2. M. C A, qui était marié à Mme D B au cours de la période d'imposition en litige, a été assujetti, au titre des années 2014, 2015 et 2016, à des compléments d'impôt sur le revenu et de prélèvement sociaux à l'issue d'un examen contradictoire de situation fiscale personnelle du foyer fiscal portant sur les années 2014 et 2015 et d'un examen contradictoire de sa situation fiscale personnelle portant sur l'année 2016, année au titre de laquelle les époux ont déposé des déclarations de revenus séparées. Il relève appel du jugement du 17 mars 2022 par lequel le tribunal administratif de Grenoble, après les avoir jointes, a rejeté ses demandes de décharge de ces impositions.

3. Aux termes de l'article L. 47 du livre des procédures fiscales : " Un examen contradictoire de la situation fiscale personnelle d'une personne physique au regard de l'impôt sur le revenu () ne peut être engagé sans que le contribuable en ait été informé par l'envoi ou la remise d'un avis de vérification () ".

4. Il est constant que les deux plis recommandés de l'administration contenant, l'un un avis de vérification, daté du 23 juin 2017, au nom de M. et Mme A informant les intéressés de l'engagement d'un examen contradictoire de leur situation fiscale personnelle portant sur les années 2014 et 2015 et l'autre un avis de vérification, daté du même jour, au nom de M. A informant l'intéressé de l'engagement d'un examen contradictoire de sa situation fiscale personnelle portant sur l'année 2016, envoyés à l'adresse du 23 rue Charcot à Grenoble, qui selon la déclaration des revenus 2016 de M. A, était celle de son domicile, ont été retournés au service expéditeur revêtus de la mention " destinataire inconnu à l'adresse ". Si M. A impute le défaut de remise des plis à son domicile à une erreur des services postaux au motif qu'il a toujours résidé à cette adresse, il ressort des écritures de l'administration et des pièces jointes au dossier de première instance que ces avis de vérification ont également été notifiés à l'adresse du 1 square Marie Laurencin à Tullins, qui était celle de Mme D B, où les plis recommandées adressés, le premier, à " M. et Mme A chez Mme B " et, le second, à " M. A chez Mme B " ont été réceptionnés, respectivement, le 24 juin 2017 et le 26 juillet 2017. Il est constant par ailleurs que M. A a déclaré au service des impôts des particuliers, en réponse à un courriel du 20 juillet 2017 l'invitant à confirmer son adresse ou à contacter le vérificateur, qu'il résidait chez Mme D B. En appel, le requérant ne conteste pas la matérialité de ses déclarations et ne donne aucune indication sur la date exacte à laquelle il a transféré sa résidence de Grenoble à Tullins.
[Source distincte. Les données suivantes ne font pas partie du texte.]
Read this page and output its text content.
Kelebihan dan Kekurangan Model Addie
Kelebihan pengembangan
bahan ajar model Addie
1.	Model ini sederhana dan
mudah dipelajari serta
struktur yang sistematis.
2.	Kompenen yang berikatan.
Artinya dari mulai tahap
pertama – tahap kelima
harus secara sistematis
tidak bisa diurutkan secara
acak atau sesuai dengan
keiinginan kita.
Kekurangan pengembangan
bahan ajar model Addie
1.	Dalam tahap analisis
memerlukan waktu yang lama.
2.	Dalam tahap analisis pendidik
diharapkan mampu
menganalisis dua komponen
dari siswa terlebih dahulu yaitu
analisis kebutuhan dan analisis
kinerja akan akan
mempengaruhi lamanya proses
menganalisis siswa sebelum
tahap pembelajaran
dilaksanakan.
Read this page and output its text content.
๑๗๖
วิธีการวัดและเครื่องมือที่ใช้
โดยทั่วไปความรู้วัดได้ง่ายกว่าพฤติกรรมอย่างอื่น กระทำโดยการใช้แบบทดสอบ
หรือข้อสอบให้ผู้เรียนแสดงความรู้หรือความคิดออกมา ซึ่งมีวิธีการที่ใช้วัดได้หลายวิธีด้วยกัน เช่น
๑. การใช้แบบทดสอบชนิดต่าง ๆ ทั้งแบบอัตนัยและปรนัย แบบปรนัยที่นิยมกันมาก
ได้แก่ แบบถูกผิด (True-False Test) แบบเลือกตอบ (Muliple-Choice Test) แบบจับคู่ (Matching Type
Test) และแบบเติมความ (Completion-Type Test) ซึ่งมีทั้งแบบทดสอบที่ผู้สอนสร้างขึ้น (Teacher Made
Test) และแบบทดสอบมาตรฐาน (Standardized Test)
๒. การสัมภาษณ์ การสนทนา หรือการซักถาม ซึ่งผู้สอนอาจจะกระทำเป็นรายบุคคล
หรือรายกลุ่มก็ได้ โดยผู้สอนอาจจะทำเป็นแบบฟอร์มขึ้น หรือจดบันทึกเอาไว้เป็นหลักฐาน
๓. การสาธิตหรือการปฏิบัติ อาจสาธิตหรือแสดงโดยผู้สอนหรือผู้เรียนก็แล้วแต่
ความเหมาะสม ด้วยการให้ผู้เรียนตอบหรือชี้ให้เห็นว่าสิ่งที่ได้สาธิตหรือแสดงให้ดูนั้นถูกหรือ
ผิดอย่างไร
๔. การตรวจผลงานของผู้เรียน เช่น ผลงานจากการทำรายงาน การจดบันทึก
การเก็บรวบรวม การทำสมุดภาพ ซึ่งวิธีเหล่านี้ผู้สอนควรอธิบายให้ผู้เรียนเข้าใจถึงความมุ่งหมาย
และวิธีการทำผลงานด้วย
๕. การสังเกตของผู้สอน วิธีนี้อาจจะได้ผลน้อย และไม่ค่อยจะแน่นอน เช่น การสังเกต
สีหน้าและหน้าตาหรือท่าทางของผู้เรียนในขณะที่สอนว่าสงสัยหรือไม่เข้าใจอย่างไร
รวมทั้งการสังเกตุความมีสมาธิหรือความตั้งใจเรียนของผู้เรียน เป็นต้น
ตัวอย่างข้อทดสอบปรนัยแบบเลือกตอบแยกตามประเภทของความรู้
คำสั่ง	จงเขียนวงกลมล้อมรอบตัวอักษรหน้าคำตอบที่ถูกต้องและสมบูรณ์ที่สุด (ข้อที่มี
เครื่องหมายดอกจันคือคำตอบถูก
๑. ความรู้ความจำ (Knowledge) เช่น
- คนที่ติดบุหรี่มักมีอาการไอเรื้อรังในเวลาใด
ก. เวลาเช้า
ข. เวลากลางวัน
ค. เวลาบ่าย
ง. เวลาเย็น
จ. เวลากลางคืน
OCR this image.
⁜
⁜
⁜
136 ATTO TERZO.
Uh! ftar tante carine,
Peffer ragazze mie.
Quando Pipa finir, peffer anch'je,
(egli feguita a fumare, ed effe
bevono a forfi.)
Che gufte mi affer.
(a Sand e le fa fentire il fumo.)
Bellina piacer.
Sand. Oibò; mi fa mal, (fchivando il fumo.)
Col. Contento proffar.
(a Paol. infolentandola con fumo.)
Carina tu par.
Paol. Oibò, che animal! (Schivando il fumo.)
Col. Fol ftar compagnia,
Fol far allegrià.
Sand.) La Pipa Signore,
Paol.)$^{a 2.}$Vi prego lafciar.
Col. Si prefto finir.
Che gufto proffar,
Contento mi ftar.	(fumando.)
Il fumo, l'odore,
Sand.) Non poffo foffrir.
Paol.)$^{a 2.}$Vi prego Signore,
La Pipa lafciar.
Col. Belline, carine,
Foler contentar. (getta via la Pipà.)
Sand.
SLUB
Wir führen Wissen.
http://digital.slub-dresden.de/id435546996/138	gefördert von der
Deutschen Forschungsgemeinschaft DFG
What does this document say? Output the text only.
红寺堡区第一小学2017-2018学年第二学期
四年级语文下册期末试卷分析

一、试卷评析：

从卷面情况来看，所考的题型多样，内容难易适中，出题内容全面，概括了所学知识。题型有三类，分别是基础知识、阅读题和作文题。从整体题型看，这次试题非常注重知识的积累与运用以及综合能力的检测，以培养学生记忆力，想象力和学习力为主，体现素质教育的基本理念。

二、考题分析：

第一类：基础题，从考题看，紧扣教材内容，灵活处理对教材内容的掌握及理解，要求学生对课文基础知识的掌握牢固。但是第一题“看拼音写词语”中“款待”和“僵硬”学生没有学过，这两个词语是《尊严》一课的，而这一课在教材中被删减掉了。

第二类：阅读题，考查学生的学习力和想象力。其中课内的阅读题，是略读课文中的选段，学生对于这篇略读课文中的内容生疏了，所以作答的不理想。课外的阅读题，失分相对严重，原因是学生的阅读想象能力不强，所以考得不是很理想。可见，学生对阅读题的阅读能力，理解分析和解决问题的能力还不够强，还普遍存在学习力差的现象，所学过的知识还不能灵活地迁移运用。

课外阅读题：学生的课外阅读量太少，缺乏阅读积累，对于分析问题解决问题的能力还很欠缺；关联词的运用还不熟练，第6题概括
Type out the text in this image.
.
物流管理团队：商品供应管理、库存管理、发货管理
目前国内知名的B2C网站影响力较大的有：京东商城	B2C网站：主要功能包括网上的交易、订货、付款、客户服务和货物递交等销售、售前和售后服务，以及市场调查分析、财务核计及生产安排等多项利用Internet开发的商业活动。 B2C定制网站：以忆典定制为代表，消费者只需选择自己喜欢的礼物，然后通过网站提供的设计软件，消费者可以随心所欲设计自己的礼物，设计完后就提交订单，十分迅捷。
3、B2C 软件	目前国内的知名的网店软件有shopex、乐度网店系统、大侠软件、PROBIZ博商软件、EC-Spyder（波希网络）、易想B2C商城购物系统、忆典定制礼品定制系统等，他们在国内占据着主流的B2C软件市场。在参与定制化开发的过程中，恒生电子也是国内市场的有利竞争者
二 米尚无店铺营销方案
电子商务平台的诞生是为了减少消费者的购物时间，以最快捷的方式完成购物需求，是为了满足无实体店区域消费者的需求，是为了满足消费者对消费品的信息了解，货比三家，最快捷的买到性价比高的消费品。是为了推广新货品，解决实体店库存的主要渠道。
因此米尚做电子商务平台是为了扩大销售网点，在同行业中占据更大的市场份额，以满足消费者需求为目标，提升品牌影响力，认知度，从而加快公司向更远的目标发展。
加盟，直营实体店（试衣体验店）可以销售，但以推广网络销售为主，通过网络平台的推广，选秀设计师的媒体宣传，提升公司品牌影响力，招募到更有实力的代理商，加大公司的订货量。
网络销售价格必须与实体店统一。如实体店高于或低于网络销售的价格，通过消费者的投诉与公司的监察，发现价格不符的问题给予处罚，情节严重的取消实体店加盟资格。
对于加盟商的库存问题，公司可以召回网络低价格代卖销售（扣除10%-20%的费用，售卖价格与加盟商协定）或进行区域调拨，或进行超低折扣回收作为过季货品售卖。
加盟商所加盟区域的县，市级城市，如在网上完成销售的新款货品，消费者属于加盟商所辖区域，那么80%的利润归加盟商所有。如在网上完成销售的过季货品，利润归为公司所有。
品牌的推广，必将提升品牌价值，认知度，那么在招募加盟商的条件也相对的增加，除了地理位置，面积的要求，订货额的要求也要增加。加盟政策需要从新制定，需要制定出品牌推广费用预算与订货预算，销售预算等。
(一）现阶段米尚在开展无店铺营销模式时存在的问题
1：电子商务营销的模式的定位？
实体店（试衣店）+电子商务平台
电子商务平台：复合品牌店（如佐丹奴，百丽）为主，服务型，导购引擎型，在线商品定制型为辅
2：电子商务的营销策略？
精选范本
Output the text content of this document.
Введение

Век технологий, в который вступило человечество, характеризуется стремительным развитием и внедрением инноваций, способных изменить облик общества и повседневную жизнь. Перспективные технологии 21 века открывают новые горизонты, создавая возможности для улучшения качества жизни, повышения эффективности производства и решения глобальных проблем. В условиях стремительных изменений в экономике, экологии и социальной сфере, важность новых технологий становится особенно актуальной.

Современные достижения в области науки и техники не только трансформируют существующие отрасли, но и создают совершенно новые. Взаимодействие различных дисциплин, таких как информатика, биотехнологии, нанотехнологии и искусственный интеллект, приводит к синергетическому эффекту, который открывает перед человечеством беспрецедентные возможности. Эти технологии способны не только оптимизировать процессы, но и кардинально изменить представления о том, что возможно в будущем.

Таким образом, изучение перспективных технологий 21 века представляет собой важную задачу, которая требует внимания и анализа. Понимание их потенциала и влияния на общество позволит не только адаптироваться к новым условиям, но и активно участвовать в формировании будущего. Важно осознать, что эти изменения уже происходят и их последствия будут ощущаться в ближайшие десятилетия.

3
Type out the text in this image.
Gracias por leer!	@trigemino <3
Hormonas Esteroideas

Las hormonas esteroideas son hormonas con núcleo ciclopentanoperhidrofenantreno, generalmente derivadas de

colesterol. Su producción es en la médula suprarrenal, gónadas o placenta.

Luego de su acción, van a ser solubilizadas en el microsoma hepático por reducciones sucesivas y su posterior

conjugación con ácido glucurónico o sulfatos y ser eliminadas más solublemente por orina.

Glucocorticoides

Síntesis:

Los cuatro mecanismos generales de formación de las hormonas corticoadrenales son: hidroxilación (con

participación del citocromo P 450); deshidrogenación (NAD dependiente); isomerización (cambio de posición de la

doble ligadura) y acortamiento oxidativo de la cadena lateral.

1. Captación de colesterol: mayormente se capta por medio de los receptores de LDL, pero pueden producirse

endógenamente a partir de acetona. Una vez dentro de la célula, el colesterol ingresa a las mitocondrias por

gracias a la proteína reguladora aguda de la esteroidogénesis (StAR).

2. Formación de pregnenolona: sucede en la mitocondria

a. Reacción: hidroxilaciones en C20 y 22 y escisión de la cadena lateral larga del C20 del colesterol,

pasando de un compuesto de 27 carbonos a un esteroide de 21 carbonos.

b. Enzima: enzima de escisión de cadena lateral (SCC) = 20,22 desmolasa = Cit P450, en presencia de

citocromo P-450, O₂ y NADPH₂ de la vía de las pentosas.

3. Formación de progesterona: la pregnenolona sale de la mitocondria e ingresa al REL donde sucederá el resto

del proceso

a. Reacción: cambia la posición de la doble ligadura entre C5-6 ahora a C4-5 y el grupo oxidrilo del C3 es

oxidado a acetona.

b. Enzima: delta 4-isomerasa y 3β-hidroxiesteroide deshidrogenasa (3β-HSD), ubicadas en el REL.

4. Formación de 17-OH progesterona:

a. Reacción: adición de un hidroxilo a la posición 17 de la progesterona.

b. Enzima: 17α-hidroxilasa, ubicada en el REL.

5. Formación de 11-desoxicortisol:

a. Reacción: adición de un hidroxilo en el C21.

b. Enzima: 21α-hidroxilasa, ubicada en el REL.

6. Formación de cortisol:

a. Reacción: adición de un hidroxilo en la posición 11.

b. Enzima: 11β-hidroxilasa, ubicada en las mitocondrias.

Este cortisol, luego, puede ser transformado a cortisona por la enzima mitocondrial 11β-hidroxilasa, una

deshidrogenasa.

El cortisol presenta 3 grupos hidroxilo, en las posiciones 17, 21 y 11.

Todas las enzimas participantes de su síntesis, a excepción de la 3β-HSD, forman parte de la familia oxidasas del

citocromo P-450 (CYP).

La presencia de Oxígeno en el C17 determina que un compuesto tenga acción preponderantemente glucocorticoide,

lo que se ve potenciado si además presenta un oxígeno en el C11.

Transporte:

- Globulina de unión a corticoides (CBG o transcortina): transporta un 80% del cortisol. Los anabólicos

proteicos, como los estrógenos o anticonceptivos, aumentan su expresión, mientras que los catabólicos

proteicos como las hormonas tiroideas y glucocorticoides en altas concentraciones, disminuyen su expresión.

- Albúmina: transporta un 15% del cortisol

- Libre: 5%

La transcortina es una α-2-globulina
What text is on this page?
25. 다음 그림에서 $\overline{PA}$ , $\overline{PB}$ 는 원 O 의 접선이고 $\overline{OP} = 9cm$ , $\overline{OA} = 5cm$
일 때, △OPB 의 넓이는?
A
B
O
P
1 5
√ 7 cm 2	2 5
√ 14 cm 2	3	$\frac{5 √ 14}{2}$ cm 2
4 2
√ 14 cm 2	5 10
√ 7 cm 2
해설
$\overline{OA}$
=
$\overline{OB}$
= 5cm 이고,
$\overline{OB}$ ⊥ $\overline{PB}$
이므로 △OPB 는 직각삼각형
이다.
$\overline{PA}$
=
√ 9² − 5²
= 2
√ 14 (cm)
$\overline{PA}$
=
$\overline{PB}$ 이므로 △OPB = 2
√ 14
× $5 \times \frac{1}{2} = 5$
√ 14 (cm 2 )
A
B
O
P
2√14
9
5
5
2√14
Dans ces conditions, dès lors que les plis recommandés au nom de M. A ont été distribués à l'adresse de Tullins communiquée en dernier lieu par l'intéressé, les avis de vérification doivent être regardés comme lui ayant été régulièrement notifiés. Le moyen tiré de la méconnaissance de l'article L. 47 du livre des procédures fiscales ne peut dès lors qu'être écarté.

5. Il résulte de ce qui précède que la requête de M. A est manifestement dépourvue de fondement. Dès lors, elle doit être rejetée, y compris en ses conclusions aux fins de mise à la charge de l'Etat des frais exposés et non compris dans les dépens.

ORDONNE :

Article 1er : La requête de M. A est rejetée.

Article 2 : La présente ordonnance sera notifiée à M. C A. Copie en sera adressée pour information au ministre de l'économie, des finances et de la souveraineté industrielle et numérique.

Fait à Lyon, le 4 mai 2023

Le président de la 2ème chambre,

Dominique Pruvost

La République mande et ordonne au ministre de l'économie, des finances et de la souveraineté industrielle et numérique, en ce qui le concerne, ou à tous commissaires de justice à ce requis, en ce qui concerne les voies de droit commun contre les parties privées, de pourvoir à l'exécution de la présente décision.